Tutti i ragazzi erano sempre pronti a gettarsi nella mischia, a continuare dentro e fuori la scuola, dove alloggiavamo, nel gioco che si era creato, che abbiamo creato.
Dentro..........altri volontari si sono associati alla nostra iniziativa… sembrava che non aspettassero altro che “essere clowns”... e tutti insieme, in un unico sforzo… nel trasmettere quel messaggio d’amore che ci ha portati a partire dalle comodità delle nostre case, per arrivare là, dove ti accorgi di quanta “modernità” siamo circondati nel nostro mondo, di quanto poco servirebbe per far rinascere un popolo dalla semplice speranza.
Tutto questo, certo, non fa dimenticare gli odi, non sopiti, tra l’etnia serba, “ormai” costretta a vivere in “enclave”, difesi dalla forze armate della Kfor, e la maggioranza albanese.
Nonostante gli sforzi, che a volte, a dire il vero, sembrano più apparenti che sostanziali, per farli appartenere ad un unico popolo, “quello Kossovaro”, ci vorranno decenni per tornare alla “cosiddetta normalità”.

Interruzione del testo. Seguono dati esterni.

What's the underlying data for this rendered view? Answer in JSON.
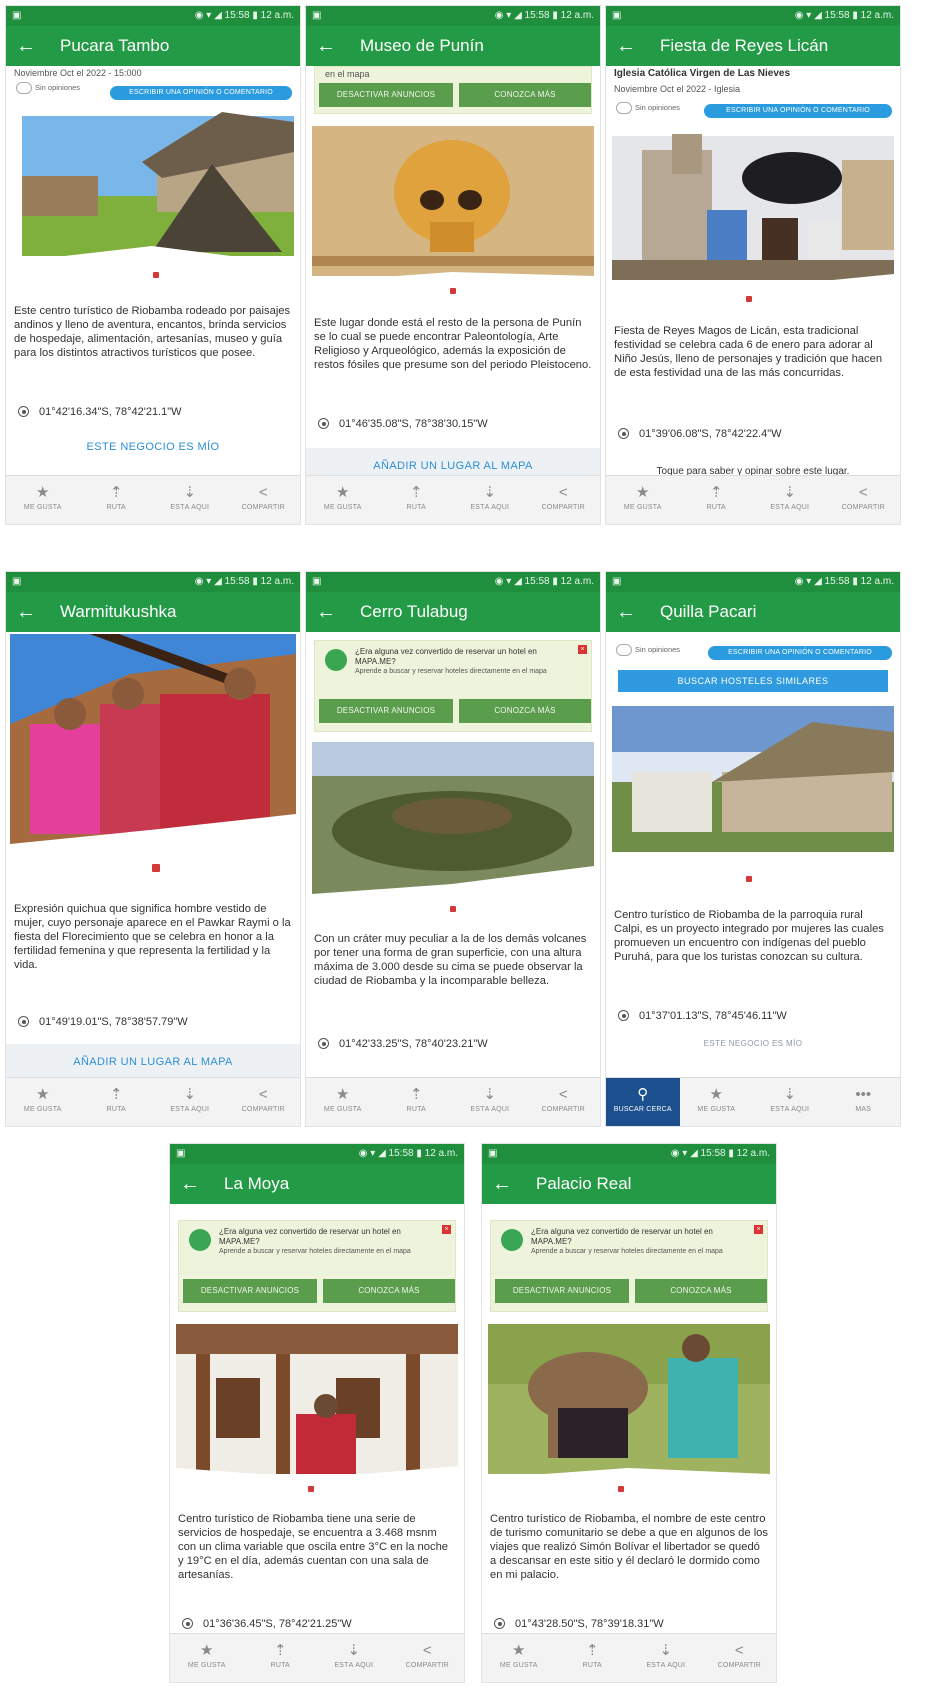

Mi viene in mente una poesia del Giusti, “Sant’Ambrogio”, in cui si afferma, a proposito della divisione e delle sopraffazioni dei popoli, che: ”Giova a chi regna dividendo e teme popoli avversi affratellati insieme”.
Certo si parla di altri popoli, ma basta poco per accorgersi di quanto siano reali quelle parole.
E’ sufficiente guardarsi intorno: ”Sono in molti a giocare e a far leva sulle nostre emozioni”.
Siamo partiti convinti di portare un sorriso e con il timore che, nella nostra ”inesperienza”, forse sarebbe volato via al primo soffio del vento.
Siamo tornati portando dentro di noi una valanga di emozioni che ci stanno cambiando la vita.
Siamo partiti con l’idea di dare, e siamo tornati avendo ricevuto il dono prezioso… di aver afferrato il “senso di sofferenza” dei popoli.
E tutto questo!!!
Per colpa di un sorriso che, nella nostra “semplicità”, eravamo andati per regalare… e che, invece, ci è stato donato.